1. Dou-vos a todos as minhas cordiais boas-vindas. A vossa presença em Roma e no Vaticano une-se às celebrações do 180° aniversário do nascimento de Cyprian Kamil Norwid, um dos maiores poetas e pensadores da Europa cristã. Todos nós somos muito devedores a este poeta o quarto bardo e desejamos aproveitar esta circunstância para sanar a nossa dívida pelo menos numa certa medida. Sempre considerei que o lugar onde deveria repousar Cyprian Kamil Norwid fosse a cripta dos grandes poetas, na catedral de Wawel. Isto tornou-se impossível, uma vez que não se conseguiram encontrar nem identificar os restos mortais do poeta. Portanto, procurei outros meios de expressão para poder reparar, num certo sentido, aquilo que não se realizou em relação a Cyprian Kamil Norwid e que sentimos como nosso dever colectivo. É importante que pelo menos a urna com a terra tirada do túmulo comum em que o poeta foi  sepultado  encontre  agora  em Wawel o lugar que lhe é devido na Pátria, dado que a Pátria, como dizia Norwid, "é o lugar onde encontrar descanso e morrer".(1)

2. Prezados Senhores! Sinto-me muito feliz por este encontro e atribuo-lhe uma grande importância. Portanto, também para o preparar voltei à leitura dos escritos de Norwid e falei com aqueles para quem, como a mim, ele é querido. O que vos quero dizer é em grande medida fruto do intercâmbio de pensamentos que tive com eles. Eu desejava pagar com honestidade a minha dívida pessoal em relação ao poeta, a cuja obra me une um íntima confiança espiritual, desde o tempo do ginásio. Durante a ocupação nazista, os pensamentos de Norwid sustentavam a nossa esperança em Deus, e no período da injustiça e do desprezo com que o sistema comunista tratava o homem, eles ajudavam-nos a perseverar na verdade que nos tinha sido transmitida como tarefa a viver dignamente. Cyprian Kamil Norwid deixou uma obra de que emana a luz que permite penetrar mais profundamente na verdade do nosso ser homens, cristãos, europeus e polacos.

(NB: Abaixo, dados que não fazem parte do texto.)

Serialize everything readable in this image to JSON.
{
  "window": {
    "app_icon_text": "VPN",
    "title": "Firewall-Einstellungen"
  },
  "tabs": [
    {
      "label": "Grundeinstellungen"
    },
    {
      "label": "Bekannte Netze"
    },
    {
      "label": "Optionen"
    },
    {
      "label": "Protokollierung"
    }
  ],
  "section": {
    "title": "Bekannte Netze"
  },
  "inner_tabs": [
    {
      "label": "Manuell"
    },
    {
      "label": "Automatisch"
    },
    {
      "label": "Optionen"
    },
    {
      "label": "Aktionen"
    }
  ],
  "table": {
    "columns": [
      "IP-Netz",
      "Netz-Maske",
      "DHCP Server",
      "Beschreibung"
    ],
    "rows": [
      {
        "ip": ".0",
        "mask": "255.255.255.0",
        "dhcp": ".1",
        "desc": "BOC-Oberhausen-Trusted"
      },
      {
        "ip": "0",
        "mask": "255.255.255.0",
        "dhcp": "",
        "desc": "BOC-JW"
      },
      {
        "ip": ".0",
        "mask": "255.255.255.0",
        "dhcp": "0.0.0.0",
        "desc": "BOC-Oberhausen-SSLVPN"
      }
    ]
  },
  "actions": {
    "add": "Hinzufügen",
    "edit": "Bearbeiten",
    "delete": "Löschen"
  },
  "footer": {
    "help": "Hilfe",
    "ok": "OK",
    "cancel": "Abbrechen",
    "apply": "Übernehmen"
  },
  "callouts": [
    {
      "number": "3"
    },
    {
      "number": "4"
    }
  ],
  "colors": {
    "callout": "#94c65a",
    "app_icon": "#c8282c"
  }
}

3. A poesia de Norwid nasceu da sua vida difícil. Formou-se à luz de uma profunda estética da fé em Deus e na nossa humanidade em Deus. A fé no Amor que se revela na Beleza que "entusiasma" ao trabalho, abre a palavra de Norwid para o mistério da aliança que Deus estabelece com o homem, a fim de que o próprio homem possa viver à maneira de Deus. O cântico sobre a beleza do Amor e sobre o trabalho, Promethidion, indica o próprio acto da criação, em que Deus revela aos homens o laço que une o trabalho ao amor (cf. Gn 1, 28); no amor laborioso, o homem nasce e ressuscita. O leitor deve amadurecer com uma palavra que aponta para muito longe. E isto o poeta sabia muito bem, quando dizia:  "O filho ignorá-lo-á, mas tu, neto, recordá-lo-ás".(2)

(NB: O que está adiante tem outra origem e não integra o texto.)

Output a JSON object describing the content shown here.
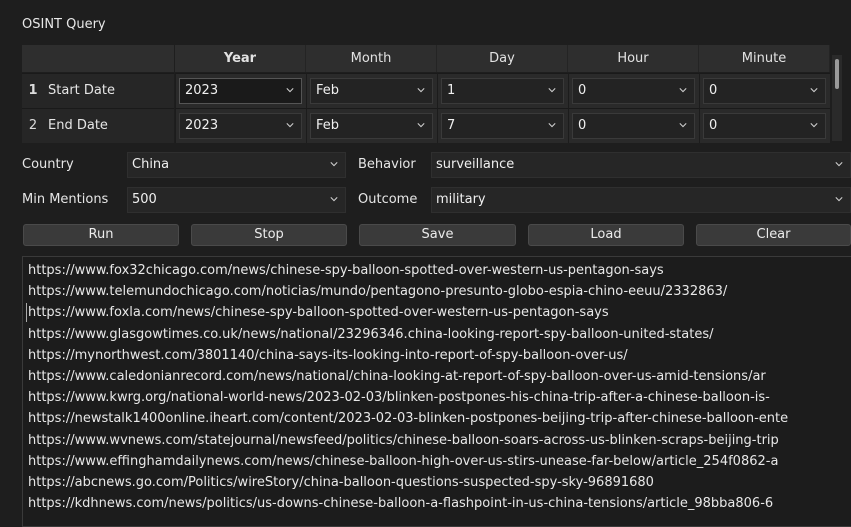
{
  "window": {
    "title": "OSINT Query"
  },
  "date_grid": {
    "columns": [
      "Year",
      "Month",
      "Day",
      "Hour",
      "Minute"
    ],
    "rows": [
      {
        "num": "1",
        "label": "Start Date",
        "year": "2023",
        "month": "Feb",
        "day": "1",
        "hour": "0",
        "minute": "0"
      },
      {
        "num": "2",
        "label": "End Date",
        "year": "2023",
        "month": "Feb",
        "day": "7",
        "hour": "0",
        "minute": "0"
      }
    ]
  },
  "form": {
    "country_label": "Country",
    "country_value": "China",
    "behavior_label": "Behavior",
    "behavior_value": "surveillance",
    "min_mentions_label": "Min Mentions",
    "min_mentions_value": "500",
    "outcome_label": "Outcome",
    "outcome_value": "military"
  },
  "buttons": {
    "run": "Run",
    "stop": "Stop",
    "save": "Save",
    "load": "Load",
    "clear": "Clear"
  },
  "results": [
    "https://www.fox32chicago.com/news/chinese-spy-balloon-spotted-over-western-us-pentagon-says",
    "https://www.telemundochicago.com/noticias/mundo/pentagono-presunto-globo-espia-chino-eeuu/2332863/",
    "https://www.foxla.com/news/chinese-spy-balloon-spotted-over-western-us-pentagon-says",
    "https://www.glasgowtimes.co.uk/news/national/23296346.china-looking-report-spy-balloon-united-states/",
    "https://mynorthwest.com/3801140/china-says-its-looking-into-report-of-spy-balloon-over-us/",
    "https://www.caledonianrecord.com/news/national/china-looking-at-report-of-spy-balloon-over-us-amid-tensions/ar",
    "https://www.kwrg.org/national-world-news/2023-02-03/blinken-postpones-his-china-trip-after-a-chinese-balloon-is-",
    "https://newstalk1400online.iheart.com/content/2023-02-03-blinken-postpones-beijing-trip-after-chinese-balloon-ente",
    "https://www.wvnews.com/statejournal/newsfeed/politics/chinese-balloon-soars-across-us-blinken-scraps-beijing-trip",
    "https://www.effinghamdailynews.com/news/chinese-balloon-high-over-us-stirs-unease-far-below/article_254f0862-a",
    "https://abcnews.go.com/Politics/wireStory/china-balloon-questions-suspected-spy-sky-96891680",
    "https://kdhnews.com/news/politics/us-downs-chinese-balloon-a-flashpoint-in-us-china-tensions/article_98bba806-6"
  ]
}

4. A força da autoridade que Norwid transmite aos "netos" provém da Cruz. Com quanta eloquência se revela a sua scientia crucis, nas palavras:  "Não te sigas a ti mesmo com a Cruz do Salvador, mas o Salvador com a tua cruz (...) Enfim, este é o segredo de um movimento justo". (3) A scientia crucis permitia que Norwid avaliasse os homens segundo a sua capacidade de sofrer juntamente com o Salvador, que "é, era e será a raiz de toda a verdade". (4) As palavras com que o nosso poeta falou sobre a grandeza do Beato Pio IX constituem uma dos testemunhos mais bonitos, que o homem pode dar do próprio homem:  "É um grande homem do século XIX. Sabe sofrer!".(5)  É significativo que, segundo Norwid, os crucifixos sejam desprovidos da figura de Cristo, dado que assim podem indicar de maneira mais clara o lugar que deve ser ocupado pelo cristão. Com efeito, somente aqueles em cujo íntimo se realiza todos os dias o drama do Gólgota podem dizer:  a Cruz "para nós tornou-se a porta".(6)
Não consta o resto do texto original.